Question: In my case, the police has recorded the statements of about 15-20 witnesses. However, along with the charge sheet, the police has sent only 6 statements. So, I have got statements of only 6 witnesses. I tried to get copies of the statements of the remaining witnesses recorded by police, but the police and court have both refused to supply copies of these remaining witnesses on the ground that these other witnesses are not proposed to be examined on behalf of the prosecution. What is the correct legal position?
Answer: Section 173(5)(b) of the Cr.P.C. states that the police is required to send to the Magistrate, along with charge sheet, the statements of all the witnesses whom the prosecution proposes to examine as its witnesses:
“(5) When such report is in respect of a case to which Section 170 applies, the police officer shall forward to the Magistrate along with the report—
(a) all documents or relevant extracts thereof on which the prosecution proposes to rely other than those already sent to the Magistrate during investigation;
(b) the statements recorded under Section 161 of all the persons whom the prosecution proposes to examine as its witnesses.”
Similarly, Section 162 of the Criminal Procedure Code lays down that the statement of a witness recorded by police cannot be used for any purpose except where such witness is called for the prosecution in such inquiry or trial and, any part of his statement, if duly proved, may be used by the accused, and with the permission of the Court, by the prosecution, to contradict such witness:
“162. Statements to police not to be signed: Use of statements in evidence.— (1) No statement made by any person to a police officer in the course of an investigation under this Chapter, shall, if reduced to writing, be signed by the person making it; nor shall any such statement or any record thereof, whether in a police diary or otherwise, or any part of such statement or record, be used for any purpose, save as hereinafter provided, at any inquiry or trial in respect of any offence under investigation at the time when such statement was made:
Provided that when any witness is called for the prosecution in such inquiry or trial whose statement has been reduced into writing as aforesaid, any part of his statement, if duly proved, may be used by the accused, and with the permission of the Court, by the prosecution, to contradict such witness in the manner provided by Section 145 of the Indian Evidence Act, 1872 (1 of 1872); and when any part of such statement is so used, any part thereof may also be used in the re-examination of such witness, but for the purpose only of explaining any matter referred to in his cross-examination.
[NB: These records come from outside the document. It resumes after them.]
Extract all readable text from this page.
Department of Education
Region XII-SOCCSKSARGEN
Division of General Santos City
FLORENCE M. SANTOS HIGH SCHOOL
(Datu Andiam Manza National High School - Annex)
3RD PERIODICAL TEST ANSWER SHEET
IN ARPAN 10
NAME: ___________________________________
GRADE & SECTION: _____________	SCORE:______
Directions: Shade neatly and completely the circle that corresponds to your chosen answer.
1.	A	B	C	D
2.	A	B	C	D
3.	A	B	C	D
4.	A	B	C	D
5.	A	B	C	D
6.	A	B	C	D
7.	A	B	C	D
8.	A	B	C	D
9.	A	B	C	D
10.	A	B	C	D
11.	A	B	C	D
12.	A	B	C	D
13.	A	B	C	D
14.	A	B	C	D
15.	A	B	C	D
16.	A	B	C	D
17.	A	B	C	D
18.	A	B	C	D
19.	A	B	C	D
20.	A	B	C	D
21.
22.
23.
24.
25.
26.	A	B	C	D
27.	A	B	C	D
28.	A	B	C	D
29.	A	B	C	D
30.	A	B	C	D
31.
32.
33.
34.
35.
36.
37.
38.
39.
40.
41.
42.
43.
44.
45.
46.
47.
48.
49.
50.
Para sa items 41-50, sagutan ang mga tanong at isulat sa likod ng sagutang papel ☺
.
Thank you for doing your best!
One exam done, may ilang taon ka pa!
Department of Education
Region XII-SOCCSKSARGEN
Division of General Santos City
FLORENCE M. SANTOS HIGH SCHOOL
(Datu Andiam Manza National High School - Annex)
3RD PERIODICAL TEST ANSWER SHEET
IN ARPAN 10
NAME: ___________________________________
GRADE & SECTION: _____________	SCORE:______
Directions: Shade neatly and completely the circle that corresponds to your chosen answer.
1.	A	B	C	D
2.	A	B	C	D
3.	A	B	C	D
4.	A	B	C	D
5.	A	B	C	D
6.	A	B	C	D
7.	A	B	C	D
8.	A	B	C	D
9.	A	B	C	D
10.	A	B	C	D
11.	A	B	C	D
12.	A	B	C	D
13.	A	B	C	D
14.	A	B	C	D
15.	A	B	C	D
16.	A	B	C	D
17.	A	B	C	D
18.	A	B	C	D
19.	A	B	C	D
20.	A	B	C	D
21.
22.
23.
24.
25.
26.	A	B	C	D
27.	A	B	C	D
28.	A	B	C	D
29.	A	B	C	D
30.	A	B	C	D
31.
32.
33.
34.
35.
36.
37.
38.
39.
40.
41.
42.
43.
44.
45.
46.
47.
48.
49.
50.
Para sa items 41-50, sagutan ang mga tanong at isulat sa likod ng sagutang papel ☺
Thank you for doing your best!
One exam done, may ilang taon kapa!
(2) Nothing in this section shall be deemed to apply to any statement falling within the provisions of clause (1) of Section 32 of the Indian Evidence Act, 1872 (1 of 1872), or to affect the provisions of Section 27 of that Act.
Explanation.—An omission to state a fact or circumstance in the statement referred to in sub-section (1) may amount to contradiction if the same appears to be significant and otherwise relevant having regard to the context in which such omission occurs and whether any omission amounts to a contradiction in the particular context shall be a question of fact.”
It is pertinent to point out that in the case of Shiv Narain Jafa v. Judges of High Court Allahabad, AIR 1953 SC 368 : 1953 Cri LJ 1459, a five-judge Constitution bench of the Supreme Court has held as under:
“…it is true that under Section 162 of the Criminal Procedure Code the Advocate could not apply for and obtain a copy at the statement of Hulasi recorded by the Police as he was not called for the prosecution to give evidence in the Court of Sessions. …”.
Therefore, it appears that the law requires that statements of only those witnesses should be given to the accused who are proposed to be called as prosecution witnesses. It may appear to be a harsh and unjust legal position, but this is what appears to be the interpretation of the law on this issue.